Our basic mitten design is made of bulky yarns, or several strands that are equivalent. It has a side thumb, and a generous body to keep wrists warm. And if they are not made up from odds and ends of the “stash,” I make three.

Experiment with other yarns, with combined yarns, with decorative cuffs, and— especially on the Lamb Mitten—with bulky boucles. You can makes the cuffs as long or as short as you please, but we recommend at least four inches after the roll, even for small children.

The Materials you'll need for this Knitting Project:

  • 1 100 gram ball of bulky yarn or the equivalent in doubled knitting worsted. Get creative with your stash! A little of this and a little of that can make wonderful mittens; for the Christmas one, I lacked enough red to make two full mittens, but making the cuffs with color-change bands made that red stretch to make a pair.
  • set of 5 # 10 double-point needles
  • large-eyed needle for weaving in
  • tape measure
  • The inspiration behind this mitten pattern

    Three Little Mittens

    A friend of mine—male, middle aged, and a little solemn—once said to me, when I offered to make him some mittens to suit the harsh climate of his home in Canada, “I don’t wear mittens. Mittens are for children.” To which I replied, “Mittens are for people with cold hands.” And so they are.

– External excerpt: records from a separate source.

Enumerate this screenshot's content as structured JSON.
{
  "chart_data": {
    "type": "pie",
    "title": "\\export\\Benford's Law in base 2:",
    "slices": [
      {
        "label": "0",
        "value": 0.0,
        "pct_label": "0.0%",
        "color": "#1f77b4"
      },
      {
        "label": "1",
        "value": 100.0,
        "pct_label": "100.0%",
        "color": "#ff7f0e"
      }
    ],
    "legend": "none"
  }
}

    But what is the perfect mitten, from both the knitter’s and the wearer’s point of view?

    For the knitter, it should be easy to make over a couple of evenings, so she can turn out a pair in two or three days. For the wearer, I think mittens should not only do the obvious, which is to keep wrists and hands warm in any wind and weather. They should be handsome, should fit either hand, and should come, if possible, as a trio, not as a pair. No one loses a pair of mittens; we lose one, and then have a useless one left that is too good to discard. But if you make three that fit either hand, and then one goes missing, the third makes a pair with the remaining one.